The exposure risks are confused vision, headaches, nausea, and eye and skin burns.

A mercury vapor lamp post at a park.

How They Work

Alrighty, here we go. Science time.

The mercury vapor lamp is in the category of the gas discharge lamp, these operate by an electric arc using vaporized whatever (in this case, mercury) to produce light. The mercury and argon is kept inside a quartz arc tube, which is surrounded by a wonderfully insulated borosilicate glass bulb. These are used for thermal insulation and UV protection.

We’ve got two main electrodes (this is an electrical conductor that allows a passageway between metallic and a non-metallic part of the circuit) a third electrode mounted nearby. Once power is applied, the voltage ionizes the argon first. Ionization is basically when a molecule or atom becomes either positively or negatively charged, by gaining or losing electrons due to a chemical change.

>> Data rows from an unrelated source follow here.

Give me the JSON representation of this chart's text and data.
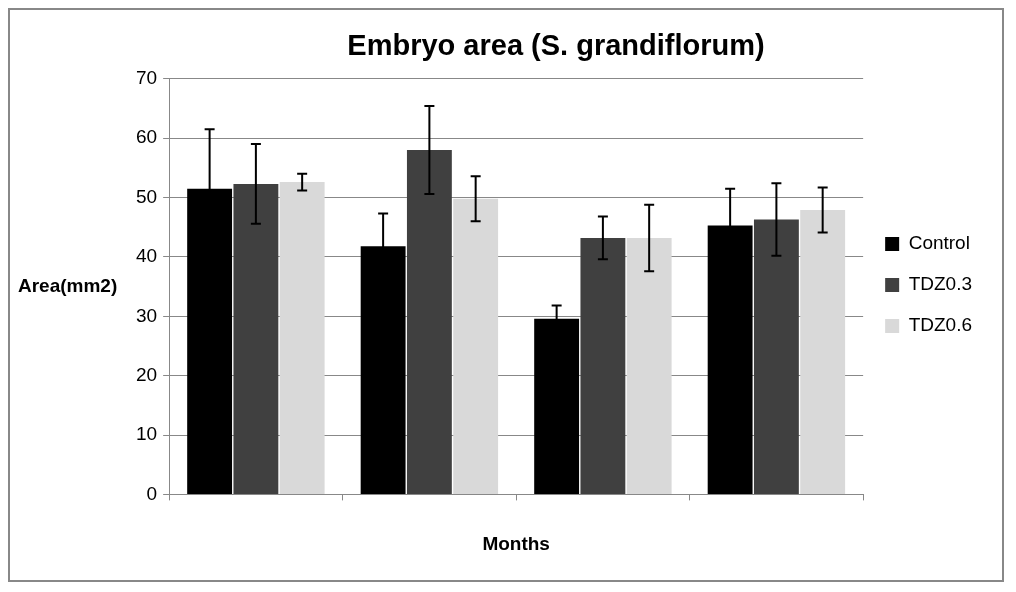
{
  "chart_data": {
    "type": "bar",
    "title": "Embryo area (S. grandiflorum)",
    "xlabel": "Months",
    "ylabel": "Area(mm2)",
    "categories": [
      null,
      null,
      null,
      null
    ],
    "series": [
      {
        "name": "Control",
        "color": "#000000",
        "values": [
          51.5,
          41.8,
          29.6,
          45.3
        ],
        "errors": [
          10,
          5.5,
          2.2,
          6.2
        ]
      },
      {
        "name": "TDZ0.3",
        "color": "#404040",
        "values": [
          52.3,
          58,
          43.2,
          46.3
        ],
        "errors": [
          6.7,
          7.4,
          3.6,
          6.1
        ]
      },
      {
        "name": "TDZ0.6",
        "color": "#d9d9d9",
        "values": [
          52.6,
          49.8,
          43.2,
          47.9
        ],
        "errors": [
          1.4,
          3.8,
          5.6,
          3.8
        ]
      }
    ],
    "ylim": [
      0,
      70
    ],
    "yticks": [
      0,
      10,
      20,
      30,
      40,
      50,
      60,
      70
    ],
    "grid": "y",
    "legend": "right"
  }
}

This happening creates an electrical charge! So once the argon is ionized, the now argon-gas will strike an arc between those two main electrodes and then the adjacent guy. The gas conducts the heat through the arc which the heats and vaporizes the liquid mercury. Electrodes are just pumping out a voltage which will then ionize the mercury gas.

Since mercury vapor bulbs are a teeny bit out of date, they are negative resistance devices — as the current increases through the quartz tube, the resistance decreases. This simply means that if the lamp is connected directly to a source that has constant voltage, the passing current will continue to increase in the bulb until it eventually destroys itself (story of my damn life).

This is why we have something called a ballast. It’s basically a voltage regulator, like how you can decide how much water you pressure you to want for a shower. Some mercury vapor lamps come equipped with a ballast, but others need to have an outer ballast installed.

Where Are They Used?

A look at a mercury vapor light bulb on a streetlight warehouse exterior.

The color spectrum that mercury emits is slight if not entirely unflattering, and so these bulbs are usually restricted to factories, warehouses (poor amazon employees), streetlights, and sports arenas. They have a pretty horrendous bluish greenish swamp monster tint, something that I’m sure they use in Winners’ changing rooms just as a cruel joke.

They’ve come up with color corrected mercury bulbs to overcome this shameful hue, by adding phosphor to the inside of the borosilicate bulb, outside of the quartz arc tube. Phosphor emits a warm white light to offset the swamp monster tint.

They take about 4-7 minutes to warm up all the way but are relatively energy efficient. That being said, pretty much nothing compares to LED lights anymore. The mercury vapor bulb is becoming obsolete, which is honestly okay considering the complications that come from trying to dispose of something so hazardous.

Their lifetime is about 24,000 hours, which sounds like a lot! But it doesn’t when you do the math, because that only amounts to 2.7 years, which is almost embarrassing next to the LED’s lifespan of 25 years.

FAQ

Are mercury lamps a monochromatic light source?

Not at all! They emit light in many areas of the spectrum, including visible and invisible to the human eye. This makes them a polychromatic light source.

Where can I buy a mercury vapor lamp?

At all kinds of home and hardware stores. Home Depot, Lowe’s,  on Amazon even.

How does a mercury lamp work?

It’s a gas discharge lamp — so by ionizing argon and mercury, this electricity source emits light.

How do you dispose of a mercury vapor lamp?

If properly recycled they can be non-hazardous. If you’re unsure, bring them to your local recycling depot and they’ll take care of it for you.